Over time she would prove everyone wrong. At the end of the 1st semester she was the highest scoring girl in my classes. Sofiya would rarely raise her hand in class. When she did she was always correct. When I would call on her at random Sofiya would turn her head away like so many other girls, but if I listened carefully she would whisper the correct answer. After the first semester we had a camp GLOW (Gender empowerment camp) in Gore. I took her along much to the dismay of the teachers who said other girls were much better. I pointed to the grade sheet and said I’m taking the girl with the highest grade, Sofiya has the highest grade. When we arrived at the camp GLOW she was intimidated. She dropped into her shell in this foreign environment with other students who were very good at English as well. I talked to her and encouraged her to talk. I was worried I had pushed her too far. Lalo was the smallest town represented and students from bigger towns are understandbly better at English. That along with most of the students being 10th graders had me fretting. Then there was an assignment on conflict diffusion. Students were asked to volunteer their answers. I, flabbergasted, see Sofiya’s hand rise. I pounce on the opportunity and fumble my way to the front of the class to make sure Carolyn, who is facilitating the session, calls on Sofiya ASAP. Sofiya stands up in front of the class and recites her paragraph. Half the kids couldn’t hear her, I strained every muscle in my cranium and ear drums to listen. Everyone applauds, I have a grin from ear to ear, from this point on she actively participated in every session. No, she wasn’t clamoring to answer every question but she did show off what she knew.

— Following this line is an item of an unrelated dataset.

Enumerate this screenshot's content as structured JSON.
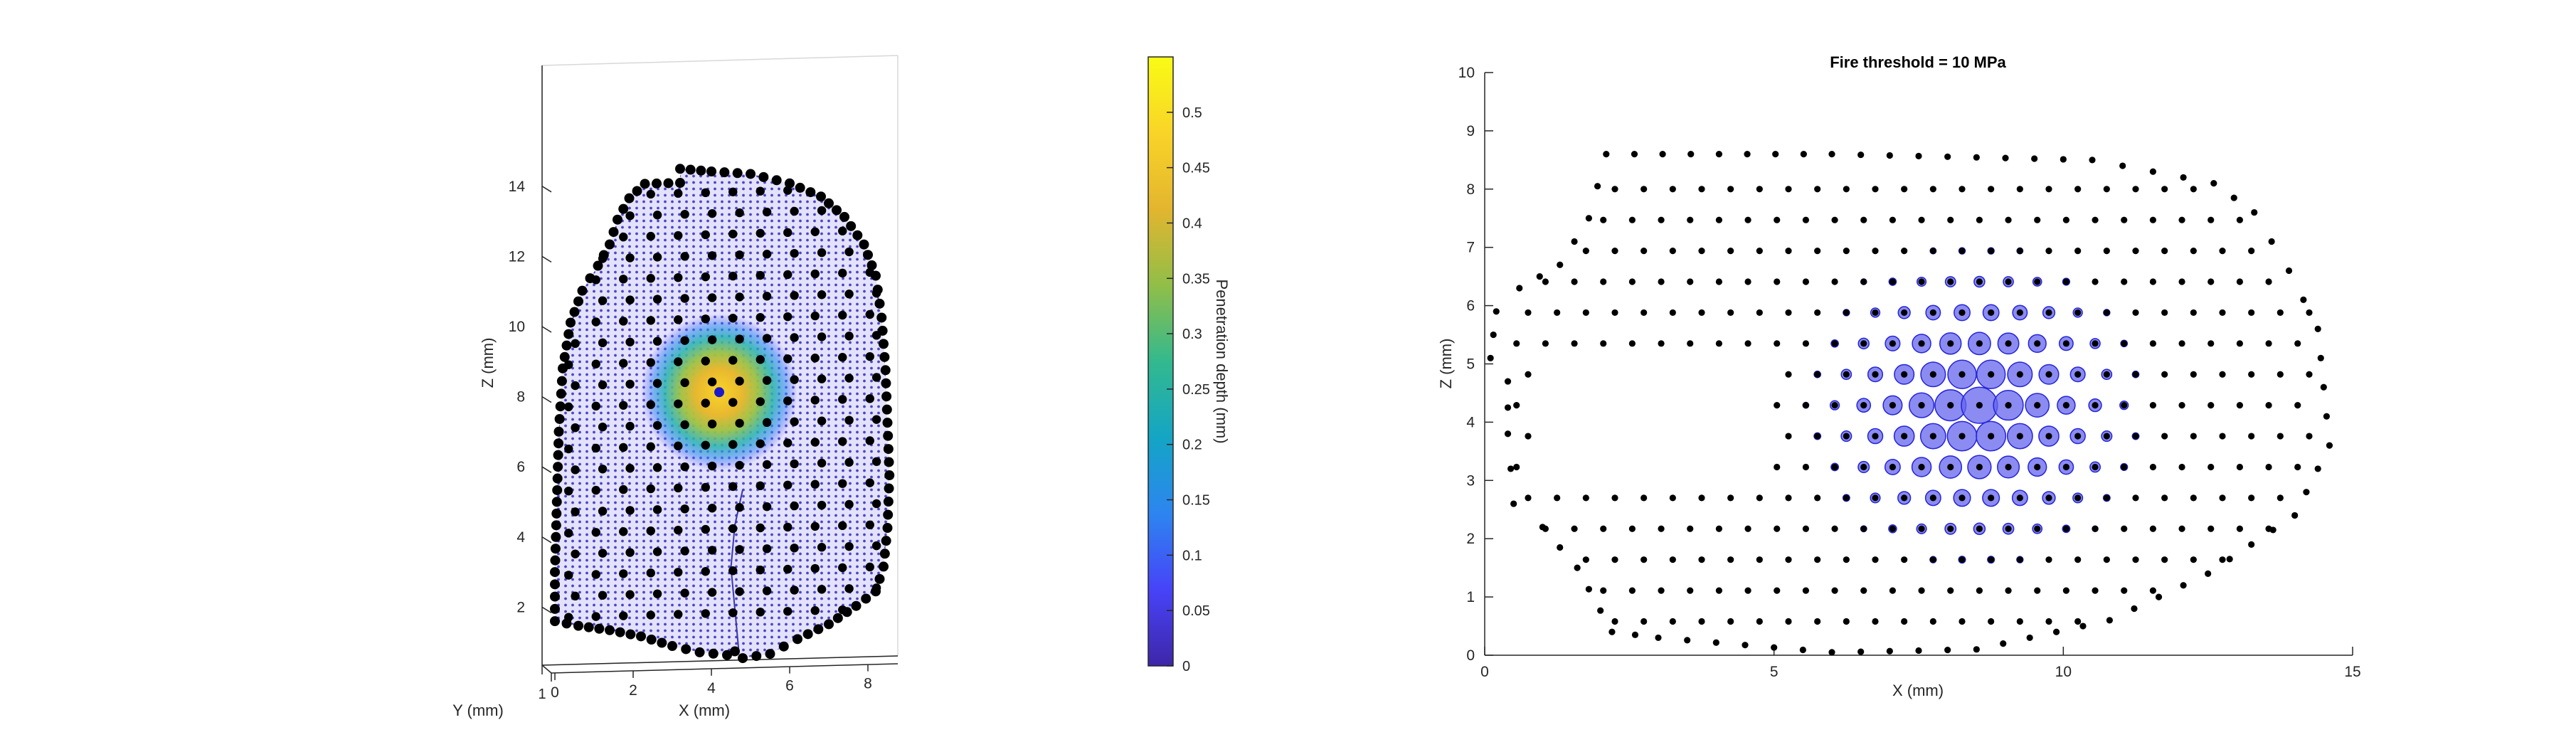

This 2nd semester came around and Sofiya crushed it. She did have a mishap where two other girls clearly copied off her on a test. To make up for the cheating I made the 3 girls write 2 paragraphs for homework instead of 1. Sofiya wrote 3. When I asked to write 5 sentences for homework, she wrote 10. When I asked the formula for Past Continuous, her hand shot up. At the end of the semester I tallied up my grades. This second semester she also scored the highest grade in all my sections for a girl. But, this semester she scored the highest grade of any student in all of 9th grade. Her section’s homeroom teacher came over to ask me if a 98 was correct. I’ve never been prouder to say absolutely.
These are the anecdotes that keep me going. Even if it’s just one girl who will remember I believed in her. Changing one person’s life is powerful enough for me.